The Structural Slow Burn
Climate vulnerability isn’t the only threat. Limited credit and low profitability are stalling coffee farm renovations. Farmers are shifting to cocoa and corn, or selling land for development. The Salvadoran Coffee Institute has ramped up pest monitoring and quality labs, but the problem runs deeper. Over 25-year-old trees dominate the landscape, while 30 million rust-resistant plants are needed annually to rebuild the crop. Debt from the Coffee Trust program and high processing costs—$100 per hundredweight—squeeze margins further. International trade policies and market volatility are also intensifying the strain, as export prices fluctuate and buyers prioritize sustainability, leaving smallholders scrambling to adapt.
The sector’s challenges have led to a decline in jobs in coffee-producing regions, contributing to rural migration to urban centers.
This isn’t a temporary dip—it’s a systemic collapse. With exports forecast to rise but ending stocks falling, the sector is selling into higher prices, masking deeper wounds. What happens when the coffee fields turn to farmland or concrete? How do we revive a system that’s been battered by climate, economics, and neglect?
Questions & Answers
What factors are causing El Salvador’s coffee production to decline?
El Salvador’s coffee production is declining due to climate challenges, including erratic rainfall from El Niño and damaged crops. Aging trees, limited credit, and low profitability are also contributing, forcing farmers to shift to other crops or sell land.
How is climate change affecting coffee farming in El Salvador?
Climate change is disrupting coffee farming in El Salvador through erratic rainfall patterns and extreme weather events like the December 2025 deluge, which caused cherries to drop prematurely. These conditions harm both yield and quality, complicating harvest efforts.
Why are coffee farmers in El Salvador turning to other crops?

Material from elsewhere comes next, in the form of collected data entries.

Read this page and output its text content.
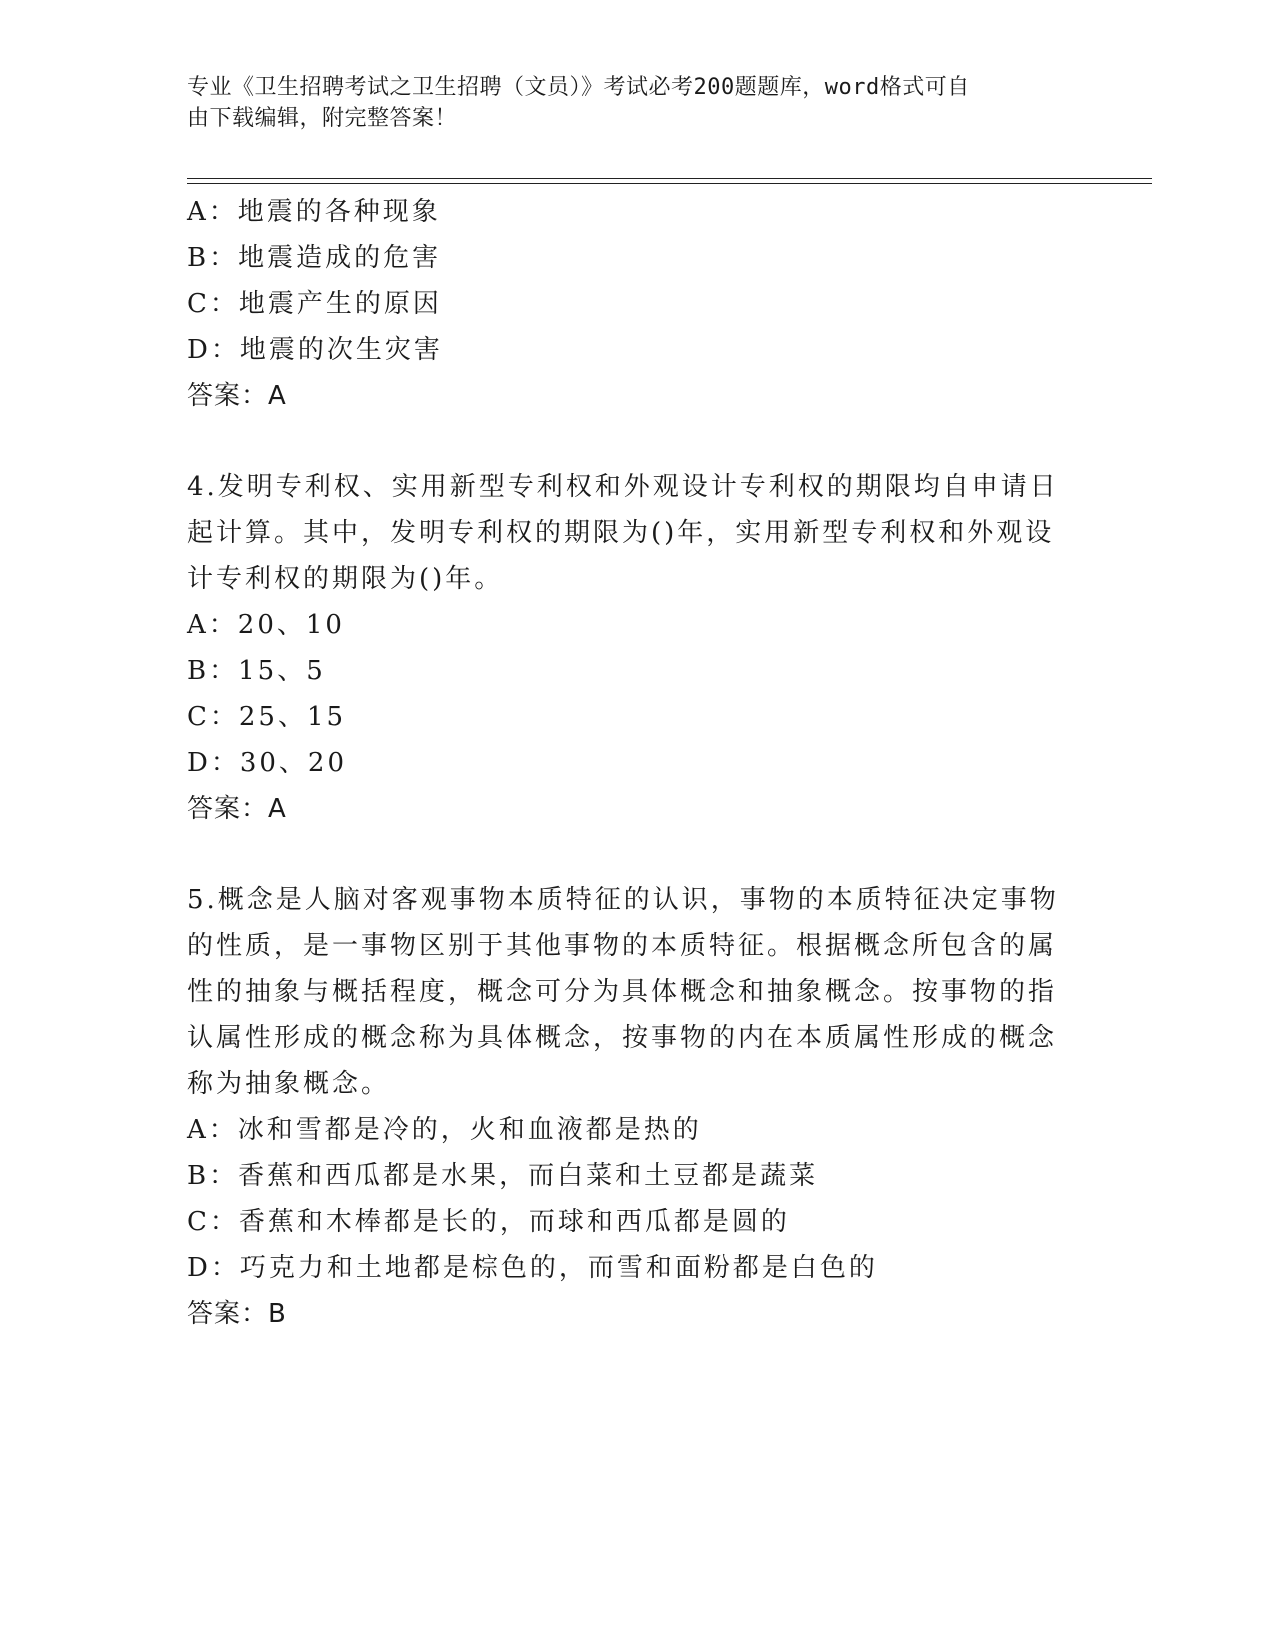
专业《卫生招聘考试之卫生招聘（文员）》考试必考200题题库，word格式可自
由下载编辑，附完整答案！
A：地震的各种现象
B：地震造成的危害
C：地震产生的原因
D：地震的次生灾害
答案：A
4.发明专利权、实用新型专利权和外观设计专利权的期限均自申请日
起计算。其中，发明专利权的期限为()年，实用新型专利权和外观设
计专利权的期限为()年。
A：20、10
B：15、5
C：25、15
D：30、20
答案：A
5.概念是人脑对客观事物本质特征的认识，事物的本质特征决定事物
的性质，是一事物区别于其他事物的本质特征。根据概念所包含的属
性的抽象与概括程度，概念可分为具体概念和抽象概念。按事物的指
认属性形成的概念称为具体概念，按事物的内在本质属性形成的概念
称为抽象概念。
A：冰和雪都是冷的，火和血液都是热的
B：香蕉和西瓜都是水果，而白菜和土豆都是蔬菜
C：香蕉和木棒都是长的，而球和西瓜都是圆的
D：巧克力和土地都是棕色的，而雪和面粉都是白色的
答案：B
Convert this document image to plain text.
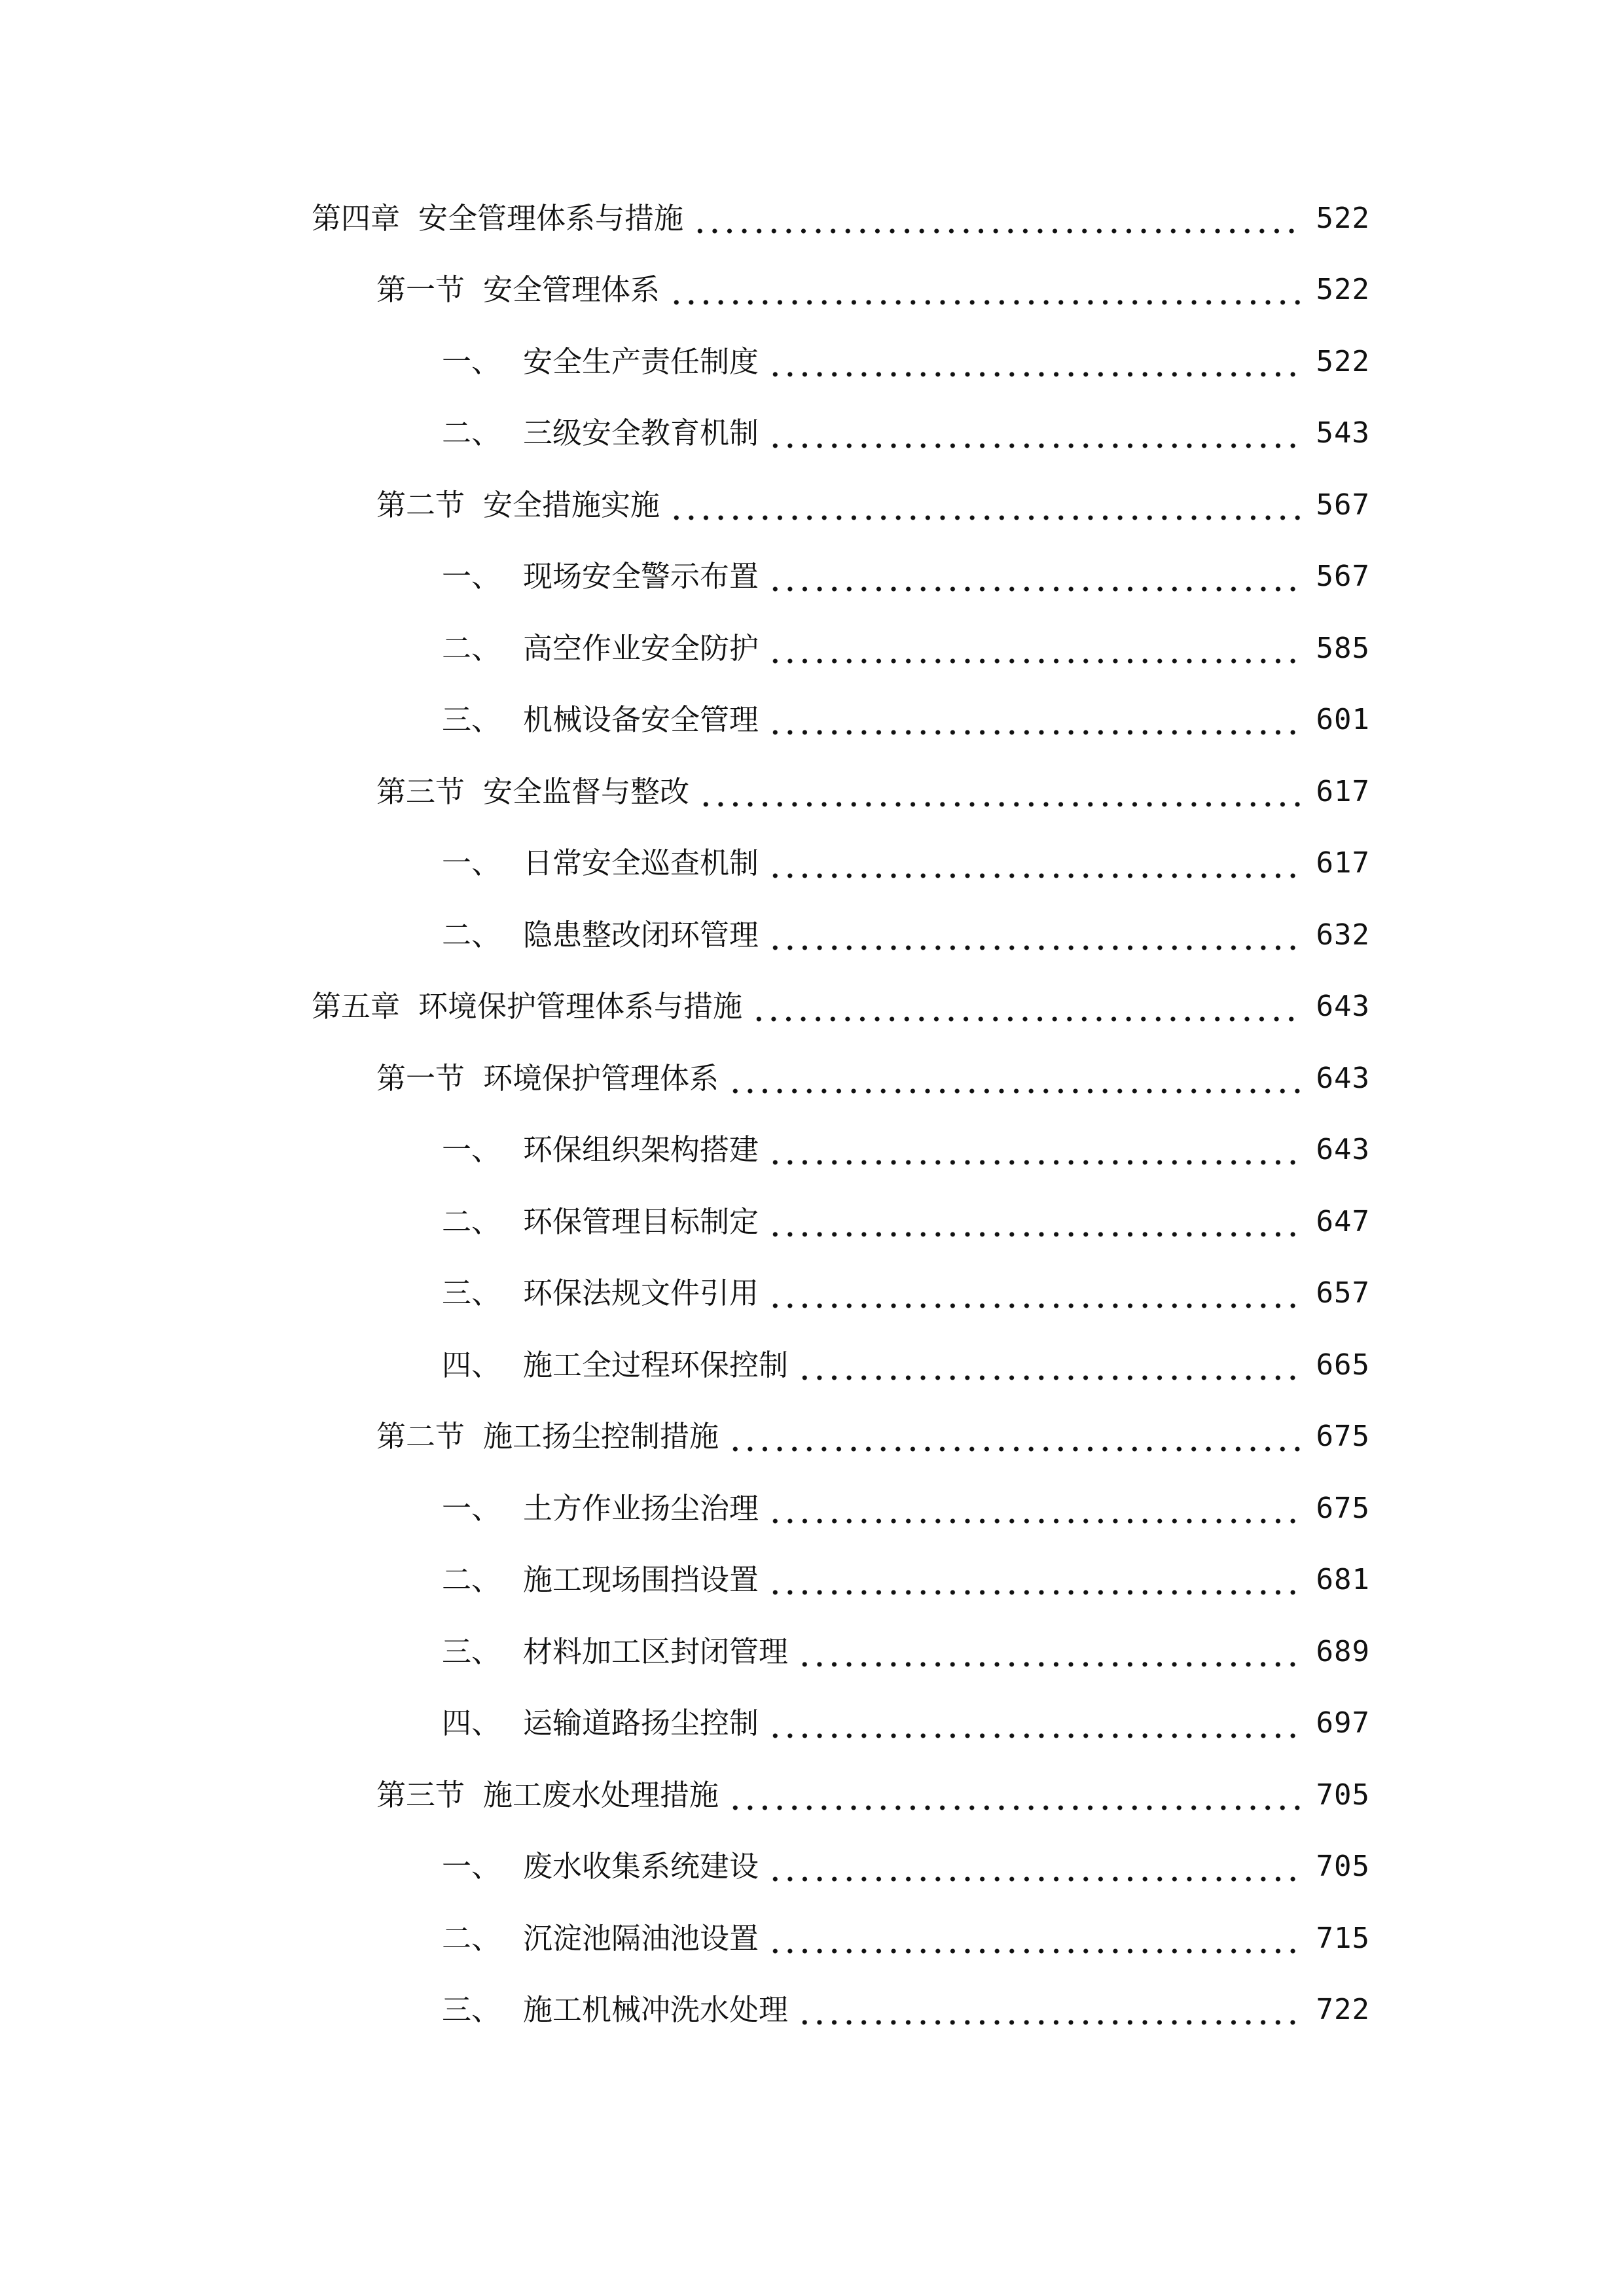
第四章 安全管理体系与措施	522
第一节 安全管理体系	522
一、 安全生产责任制度	522
二、 三级安全教育机制	543
第二节 安全措施实施	567
一、 现场安全警示布置	567
二、 高空作业安全防护	585
三、 机械设备安全管理	601
第三节 安全监督与整改	617
一、 日常安全巡查机制	617
二、 隐患整改闭环管理	632
第五章 环境保护管理体系与措施	643
第一节 环境保护管理体系	643
一、 环保组织架构搭建	643
二、 环保管理目标制定	647
三、 环保法规文件引用	657
四、 施工全过程环保控制	665
第二节 施工扬尘控制措施	675
一、 土方作业扬尘治理	675
二、 施工现场围挡设置	681
三、 材料加工区封闭管理	689
四、 运输道路扬尘控制	697
第三节 施工废水处理措施	705
一、 废水收集系统建设	705
二、 沉淀池隔油池设置	715
三、 施工机械冲洗水处理	722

Coffee farmers are switching to crops like cocoa and corn or selling land for development due to limited credit, low profitability, and the need for more sustainable practices. High processing costs and market volatility further strain their ability to maintain coffee farms.
What role does labor shortage play in El Salvador’s coffee crisis?
Labor shortages are worsening the coffee crisis as rural workers migrate to urban construction jobs. This leaves fields untended, with pruning, weeding, and pest control faltering, ultimately slowing harvests and reducing overall productivity.
Originally reported by Daily Coffee News.